Mañana se cumplirán quince días de la coronación de Carlos III de Inglaterra y la reina consorte Camilla Parker-Bowles. Él proyecta una imagen de bobo antipático, malgeniado e inútil. Ella, la de una soberana… bruja (por culpa de Walt Disney), única monarca identificada por el apellido de su primer marido. Él, malquerido por torturar y abandonar a una verdadera princesa, como Lady Di. Ella, brillante trepadora, que quiso imponer a sus hijos sin títulos, sobre los de Carlos, que los ostentan todos.
Los ungieron en medio de rumores. El principal, la eventual infidelidad del príncipe heredero Guillermo con una exmodelo harto común. Digno hijo de su padre, habría engañado a su esposa, amada por los ingleses y la prensa. Los Windsor son alérgicos a la belleza y a la inteligencia, y adictos a los escándalos, que se han cuidado de provocar cada generación, desde Jorge V. Éste no vaciló en permitir el asesinato de su primo e íntimo amigo el zar Nicolás II, pero se cuidó de reclamar sus joyas.
Lo que no es conseja, ni profecía de presuntos Nostradamus, es el rechazo de millones de sus súbditos. Muchos no se sienten representados por el inefable Charles; otros no ven utilidad a la monarquía, sin importar quién esté en el trono. A casi todos molesta su privilegio medieval de ser mantenidos por el pueblo, así naden en la plata.
La víspera de la coronación, desde 12 países de la Mancomunidad de Naciones (Commonwealth) británica se anunció la intención de desconocerlo como su jefe de Estado. Si bien algunas son naciones que rara vez se oye mencionar, propinarían un duro golpe a la estabilidad del grupo. Rechazan la negativa a asumir la responsabilidad por siglos de colonialismo, genocidio, saqueos, esclavización y deculturación cometidos por los británicos en nombre de su Corona. Exigen disculpas oficiales y reparaciones, incluida la devolución de patrimonio cultural conservado en museos ingleses.
El primer ministro del Reino Unido responde al clamor con frases edulcoradas y promesas vagas.
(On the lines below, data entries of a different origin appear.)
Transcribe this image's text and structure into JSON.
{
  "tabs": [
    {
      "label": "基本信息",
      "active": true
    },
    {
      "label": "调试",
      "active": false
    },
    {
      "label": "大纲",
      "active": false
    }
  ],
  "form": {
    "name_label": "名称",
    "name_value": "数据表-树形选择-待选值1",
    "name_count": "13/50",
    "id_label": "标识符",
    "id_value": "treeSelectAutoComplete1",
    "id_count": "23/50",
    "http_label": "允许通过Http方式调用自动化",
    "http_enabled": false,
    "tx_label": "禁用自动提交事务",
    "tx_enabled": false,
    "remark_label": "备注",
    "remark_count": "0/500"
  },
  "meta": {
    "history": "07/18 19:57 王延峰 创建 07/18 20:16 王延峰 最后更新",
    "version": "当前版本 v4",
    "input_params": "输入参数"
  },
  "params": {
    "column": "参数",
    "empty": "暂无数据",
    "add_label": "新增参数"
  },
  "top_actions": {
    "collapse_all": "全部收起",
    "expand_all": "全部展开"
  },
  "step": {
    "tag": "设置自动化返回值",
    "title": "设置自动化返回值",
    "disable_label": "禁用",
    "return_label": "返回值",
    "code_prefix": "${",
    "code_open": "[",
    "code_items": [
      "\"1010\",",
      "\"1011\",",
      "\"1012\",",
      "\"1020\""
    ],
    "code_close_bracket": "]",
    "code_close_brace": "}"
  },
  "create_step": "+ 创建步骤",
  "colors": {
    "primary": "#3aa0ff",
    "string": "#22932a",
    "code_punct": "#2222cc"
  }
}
Paradójico, porque sus ancestros nacieron en la India, país en el cual los británicos cometieron muchas atrocidades.
Otros reyes son conscientes de la crisis del sistema monárquico y se esfuerzan por salvarlo, casi siempre quitando privilegios: la reina Margarita de Dinamarca despojó del título de príncipes a cuatro de sus ocho nietos. O envían a sus vástagos a estudiar, prohibiéndoles usar sus preeminencias. 
También aprenden a trabajar. Como la archiduquesa Sofía de Habsburgo, esposa de príncipe, quien triunfa como diseñadora de bolsos.
Con cada vez más frecuencia se casan con plebeyas. Escasean las princesas y se debe refrescar los reales genes. La endogamia de sangre azul degenera la especie monárquica. Hay que impedir el surgimiento de más Carlos, Harrys, Andreses o Juan Carlos. Y refrenar lenguas, como la de Carlos Gustavo de Suecia, cuando le preguntaron por el secreto de su prolongado matrimonio: “Baños separados”. Era broma, pero los suecos no tienen humor. Son algo así como un Don Jediondo decente y sin risa idiota.
A pesar tener a reyes y príncipes como sus peores enemigos, las anacrónicas monarquías se niegan a desaparecer. Algo tendrán, más allá de su valor simbólico. A pesar de las crecientes resistencias, también fascinan a las multitudes. De ello no escaparon ni los dirigentes comunistas soviéticos. Ahora sucumbió Petro, quien sacrificó sus ideales para dejarse condecorar por Felipe VI de España, con ministra en tenis a bordo. Austeridad en el gasto. Había que guardar los euros para que la primera bailarina de la Nación hiciera verónicas en Londres, a ritmo de mapalé. No habrá otra oportunidad, porque la Corona inglesa ya va en Camilla.